Here’s an excerpt from an introduction-to-econometrics paper written for lawyers, which I will present at the ABA Antitrust Spring meeting in DC in late March. If you are interested in reading the whole submission (a little over 4,000 words), please write me.

* * *

Well, if that’s all regression does, you might ask, why in the heck do we need it? The answer is that many factors in addition to the challenged conduct likely affect prices in this market, and we need to control for those factors in case they changed around the time that the challenged conduct ended. Prices are typically determined as a markup over the cost of serving the customer. Suppose the seller (the defendant) in this case always imposes a markup of 50 percent over costs; in the during period, average costs were $667 and average prices were $1,000. Suppose further that costs on average declined in the after period relative to the before period by $100, bringing average costs to $567 and average prices to $850 (equal to $567 plus 0.5 x $567). We now have an independent reason—unrelated in any way to the challenged conduct—for why prices would have declined in the after period!

Suppose the analyst is unaware that costs had changed or that cost data are not available. He regresses the simple model from equation [1]. The estimated parameter on the conduct indicator comes back at $250, but we know that the parameter is biased. Technically, this means the expected value of the parameter in repeated samples will not be equal to the true value. The regression is attributing too much of the change in prices between the during and the after period to the challenged conduct. This problem is referred to in the econometrics literature as “omitted variable bias,” and it represents a major challenge for applied economists.

Here’s why: Remember that assumption on the error term in equation [1]? It required that the error term was not correlated with the conduct indicator. By omitting cost from the regression, however, we violated it. In particular, we know that costs declined remarkably right around the time that the conduct ended; hence, when the conduct was absent (present), costs were lower (higher). Without controlling for costs, *B* will now capture the* sum* of the direct effect of the conduct on prices (what we want) plus the indirect effect of the conduct on costs, which in this case is positive. So when we omit costs from the regression, our predictions of prices based on equation [1] will be worse in the presence of the conduct—that is, the error term is now correlated with the conduct indicator. In general, whenever the omitted variable (in this case, cost) is positively correlated with *both* the included regressor (the conduct) and the dependent variable (the price), the estimate of the included variable’s coefficient will be upwardly biased. Because this rule is hard to memorize, I’ve presented a simple table for reference below.
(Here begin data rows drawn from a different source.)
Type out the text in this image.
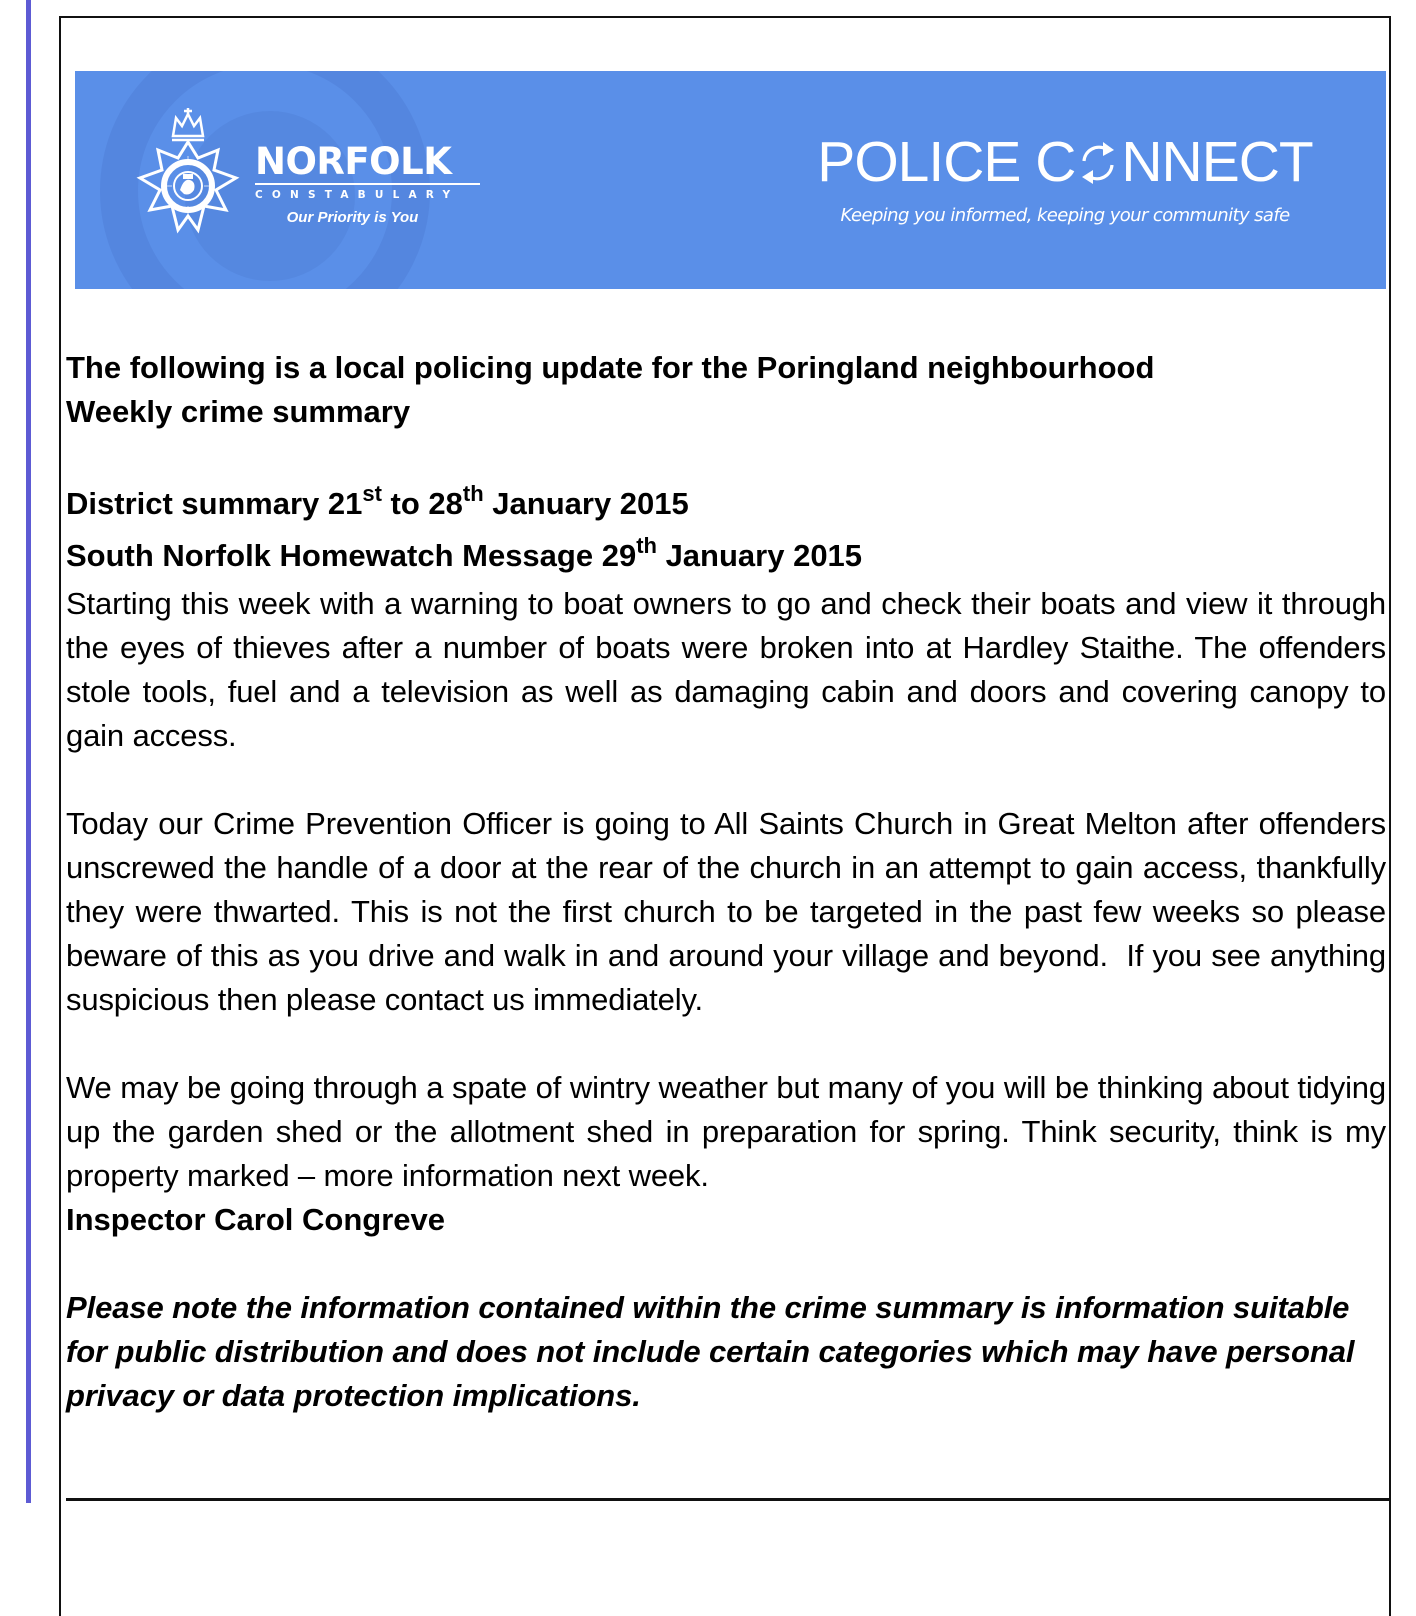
NORFOLK
CONSTABULARY
Our Priority is You
POLICE C NNECT
Keeping you informed, keeping your community safe
The following is a local policing update for the Poringland neighbourhood
Weekly crime summary
District summary 21st to 28th January 2015
South Norfolk Homewatch Message 29th January 2015

Starting this week with a warning to boat owners to go and check their boats and view it through the eyes of thieves after a number of boats were broken into at Hardley Staithe. The offenders stole tools, fuel and a television as well as damaging cabin and doors and covering canopy to gain access.

Today our Crime Prevention Officer is going to All Saints Church in Great Melton after offenders unscrewed the handle of a door at the rear of the church in an attempt to gain access, thankfully they were thwarted. This is not the first church to be targeted in the past few weeks so please beware of this as you drive and walk in and around your village and beyond.  If you see anything suspicious then please contact us immediately.

We may be going through a spate of wintry weather but many of you will be thinking about tidying up the garden shed or the allotment shed in preparation for spring. Think security, think is my property marked – more information next week.

Inspector Carol Congreve
Please note the information contained within the crime summary is information suitable for public distribution and does not include certain categories which may have personal privacy or data protection implications.
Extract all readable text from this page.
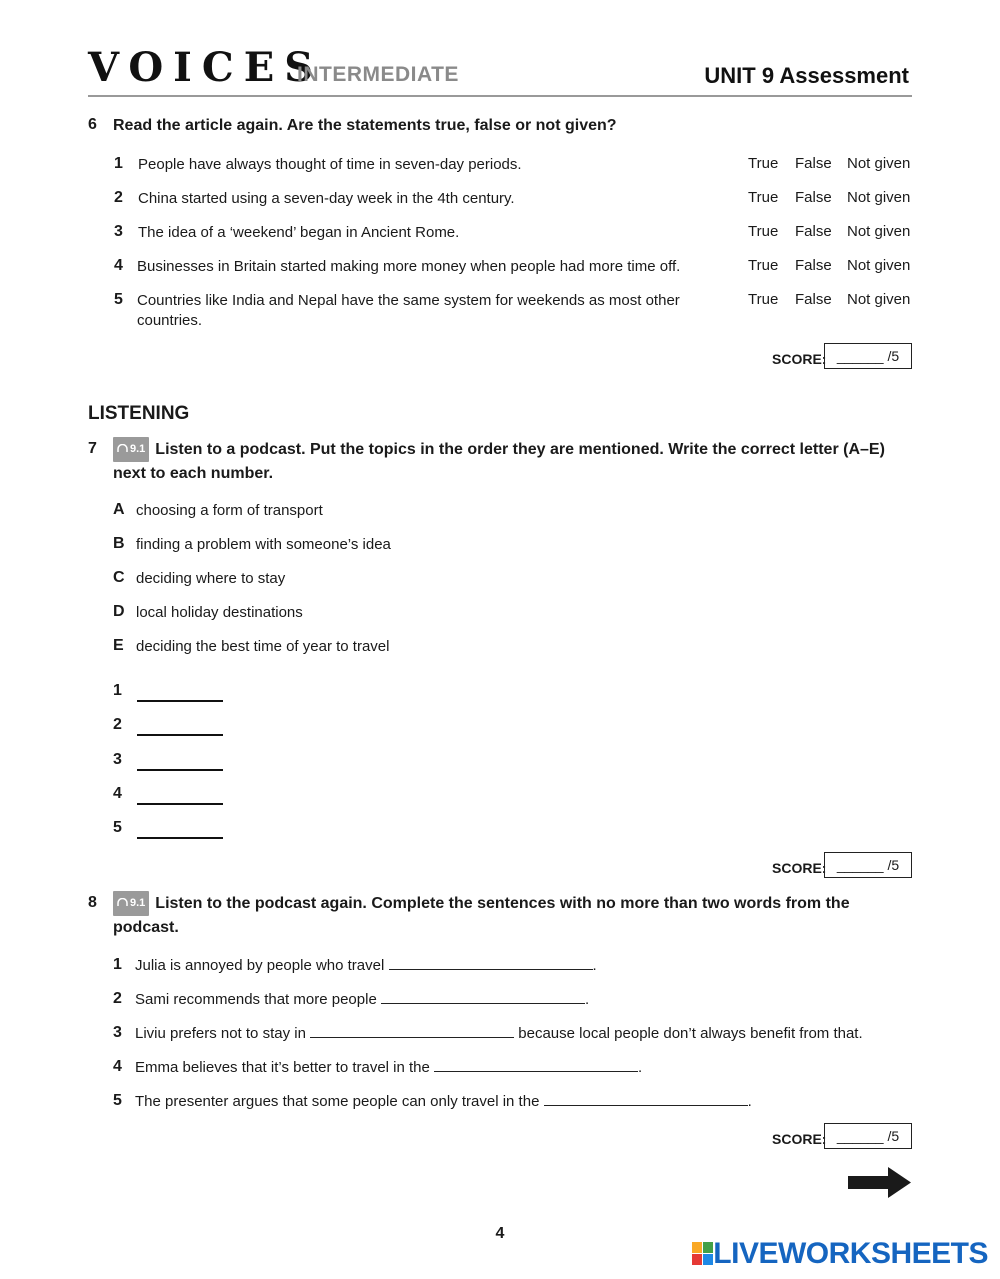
VOICES
INTERMEDIATE	UNIT 9 Assessment
6 Read the article again. Are the statements true, false or not given?
1 People have always thought of time in seven-day periods.	True False Not given
2 China started using a seven-day week in the 4th century.	True False Not given
3 The idea of a ‘weekend’ began in Ancient Rome.	True False Not given
4 Businesses in Britain started making more money when people had more time off.	True False Not given
5 Countries like India and Nepal have the same system for weekends as most other countries.
True False Not given
SCORE: ______ /5
LISTENING
7	9.1 Listen to a podcast. Put the topics in the order they are mentioned. Write the correct letter (A–E) next to each number.
A choosing a form of transport
B finding a problem with someone’s idea
C deciding where to stay
D local holiday destinations
E deciding the best time of year to travel
1
2
3
4
5
SCORE: ______ /5
8	9.1 Listen to the podcast again. Complete the sentences with no more than two words from the podcast.
1 Julia is annoyed by people who travel	.
2 Sami recommends that more people	.
3 Liviu prefers not to stay in	because local people don’t always benefit from that.
4 Emma believes that it’s better to travel in the	.
5 The presenter argues that some people can only travel in the	.
SCORE: ______ /5
4
LIVEWORKSHEETS
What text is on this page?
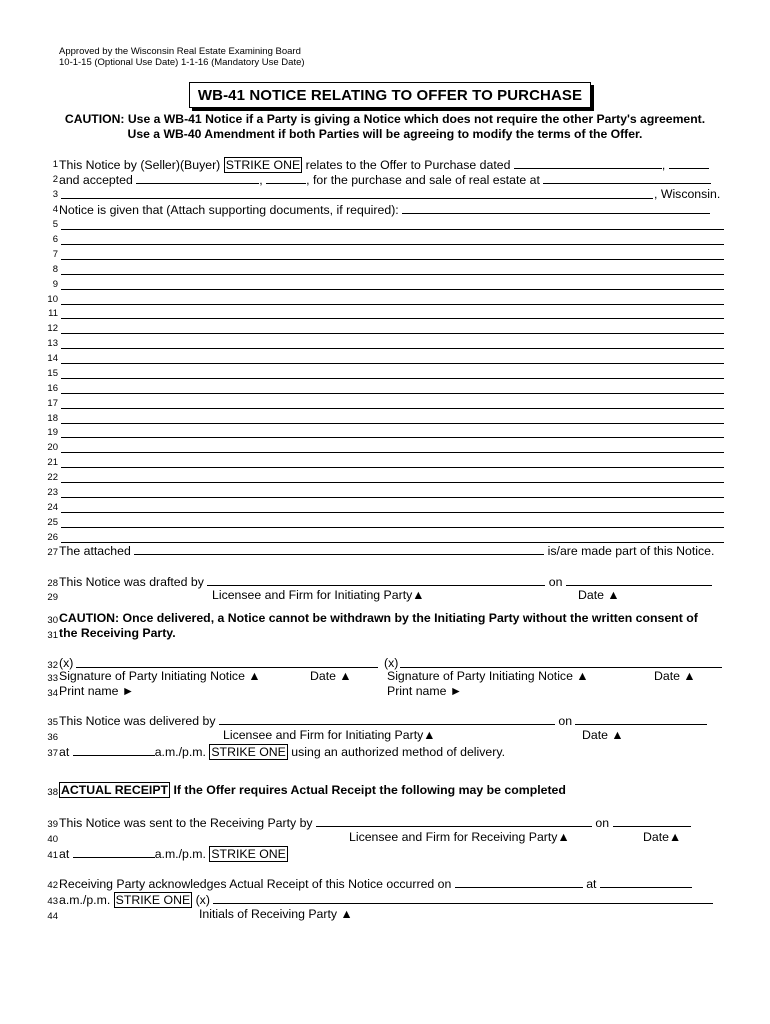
Approved by the Wisconsin Real Estate Examining Board
10-1-15 (Optional Use Date) 1-1-16 (Mandatory Use Date)
WB-41 NOTICE RELATING TO OFFER TO PURCHASE
CAUTION: Use a WB-41 Notice if a Party is giving a Notice which does not require the other Party's agreement.
Use a WB-40 Amendment if both Parties will be agreeing to modify the terms of the Offer.
1
2
3
4
5
6
7
8
9
10
11
12
13
14
15
16
17
18
19
20
21
22
23
24
25
26
27
28
29
30
31
32
33
34
35
36
37
38
39
40
41
42
43
44
This Notice by (Seller)(Buyer) STRIKE ONE relates to the Offer to Purchase dated	,
and accepted	,	, for the purchase and sale of real estate at
, Wisconsin.
Notice is given that (Attach supporting documents, if required):
The attached	is/are made part of this Notice.
This Notice was drafted by	on
Licensee and Firm for Initiating Party▲	Date ▲
CAUTION: Once delivered, a Notice cannot be withdrawn by the Initiating Party without the written consent of
the Receiving Party.
(x)	(x)
Signature of Party Initiating Notice ▲	Date ▲	Signature of Party Initiating Notice ▲	Date ▲
Print name ►	Print name ►
This Notice was delivered by	on
Licensee and Firm for Initiating Party▲	Date ▲
at	a.m./p.m. STRIKE ONE using an authorized method of delivery.
ACTUAL RECEIPT If the Offer requires Actual Receipt the following may be completed
This Notice was sent to the Receiving Party by	on
Licensee and Firm for Receiving Party▲	Date▲
at	a.m./p.m. STRIKE ONE
Receiving Party acknowledges Actual Receipt of this Notice occurred on	at
a.m./p.m. STRIKE ONE (x)
Initials of Receiving Party ▲
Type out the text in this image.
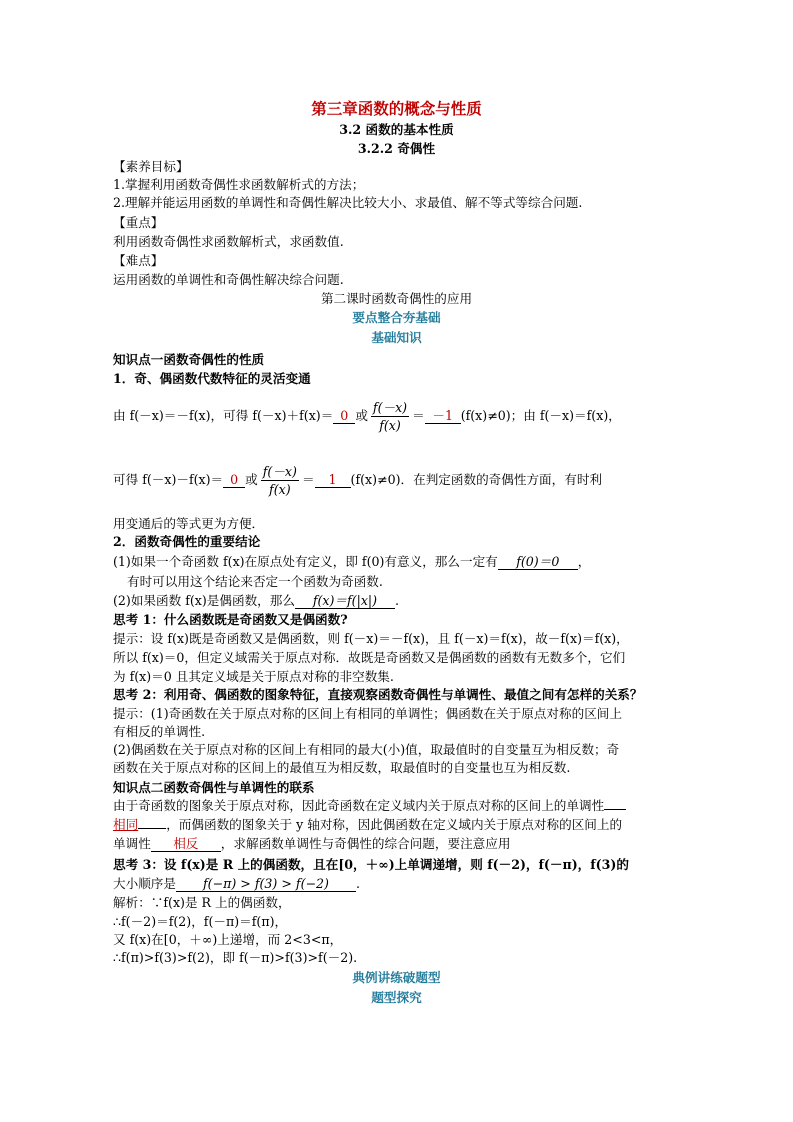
第三章函数的概念与性质
3.2 函数的基本性质
3.2.2 奇偶性
【素养目标】
1.掌握利用函数奇偶性求函数解析式的方法；
2.理解并能运用函数的单调性和奇偶性解决比较大小、求最值、解不等式等综合问题.
【重点】
利用函数奇偶性求函数解析式，求函数值.
【难点】
运用函数的单调性和奇偶性解决综合问题.
第二课时函数奇偶性的应用
要点整合夯基础
基础知识
知识点一函数奇偶性的性质
1．奇、偶函数代数特征的灵活变通
由 f(－x)＝－f(x)，可得 f(－x)＋f(x)＝ 0 或 $\frac{f(-x)}{f(x)} = -1$ (f(x)≠0)；由 f(－x)＝f(x)，
可得 f(－x)－f(x)＝ 0 或 $\frac{f(-x)}{f(x)} = 1$ (f(x)≠0)．在判定函数的奇偶性方面，有时利
用变通后的等式更为方便．
2．函数奇偶性的重要结论
(1)如果一个奇函数 f(x)在原点处有定义，即 f(0)有意义，那么一定有 f(0)＝0 ，
有时可以用这个结论来否定一个函数为奇函数.
(2)如果函数 f(x)是偶函数，那么 f(x)＝f(|x|) .
思考 1：什么函数既是奇函数又是偶函数?
提示：设 f(x)既是奇函数又是偶函数，则 f(－x)＝－f(x)，且 f(－x)＝f(x)，故－f(x)＝f(x)，
所以 f(x)＝0，但定义域需关于原点对称．故既是奇函数又是偶函数的函数有无数多个，它们
为 f(x)＝0 且其定义域是关于原点对称的非空数集.
思考 2：利用奇、偶函数的图象特征，直接观察函数奇偶性与单调性、最值之间有怎样的关系？
提示：(1)奇函数在关于原点对称的区间上有相同的单调性；偶函数在关于原点对称的区间上
有相反的单调性.
(2)偶函数在关于原点对称的区间上有相同的最大(小)值，取最值时的自变量互为相反数；奇
函数在关于原点对称的区间上的最值互为相反数，取最值时的自变量也互为相反数.
知识点二函数奇偶性与单调性的联系
由于奇函数的图象关于原点对称，因此奇函数在定义域内关于原点对称的区间上的单调性
相同 ，而偶函数的图象关于 y 轴对称，因此偶函数在定义域内关于原点对称的区间上的
单调性 相反 ，求解函数单调性与奇偶性的综合问题，要注意应用
思考 3：设 f(x)是 R 上的偶函数，且在[0，＋∞)上单调递增，则 f(－2)，f(－π)，f(3)的
大小顺序是 f(−π) > f(3) > f(−2) .
解析：∵f(x)是 R 上的偶函数，
∴f(－2)＝f(2)，f(－π)＝f(π)，
又 f(x)在[0，＋∞)上递增，而 2<3<π，
∴f(π)>f(3)>f(2)，即 f(－π)>f(3)>f(－2).
典例讲练破题型
题型探究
Correlation between omitted variable and included regressor |
Correlation between omitted variable and dependent variable |
Direction of Bias on Included Regressor |

Positive | Positive | Upward |

Negative | Positive | Downward |

Positive | Negative | Downward |

It bears noting that most if not all regressions ever estimated have omitted at least some explanatory variables from the equation (otherwise, there would be no error term, and the R-squared would be 100 percent). But that does not imply that the resulting parameters of the imperfect model were biased. Two conditions must be present for an omitted variable to result in a biased regression estimate: (1) the omitted variable must be a factor that explains the dependent variable; and (2) the omitted variable must be correlated with an independent variable specified in the regression. The second condition is a generalization of the phenomenon we just encountered with costs and the challenged conduct. This means that it is not sufficient for an opposing economist to merely point out that a regression is missing a key variable. For the critique to be valid, the opposing economist must demonstrate that both conditions are satisfied. One way to do this is indirectly, by providing an evidentiary basis that the allegedly omitted variable is a factor in defendant’s pricing, and that it is correlated with the conduct variable. Alternatively, the opposing economist can demonstrate omitted-variable bias directly by re-running the regression with the omitted variable included, and showing that not only does it belong in the regression (as evidenced by a statistically and economically significant effect), but also that the revised estimate of the conduct parameter is no longer statistically or economically significant or of the expected sign.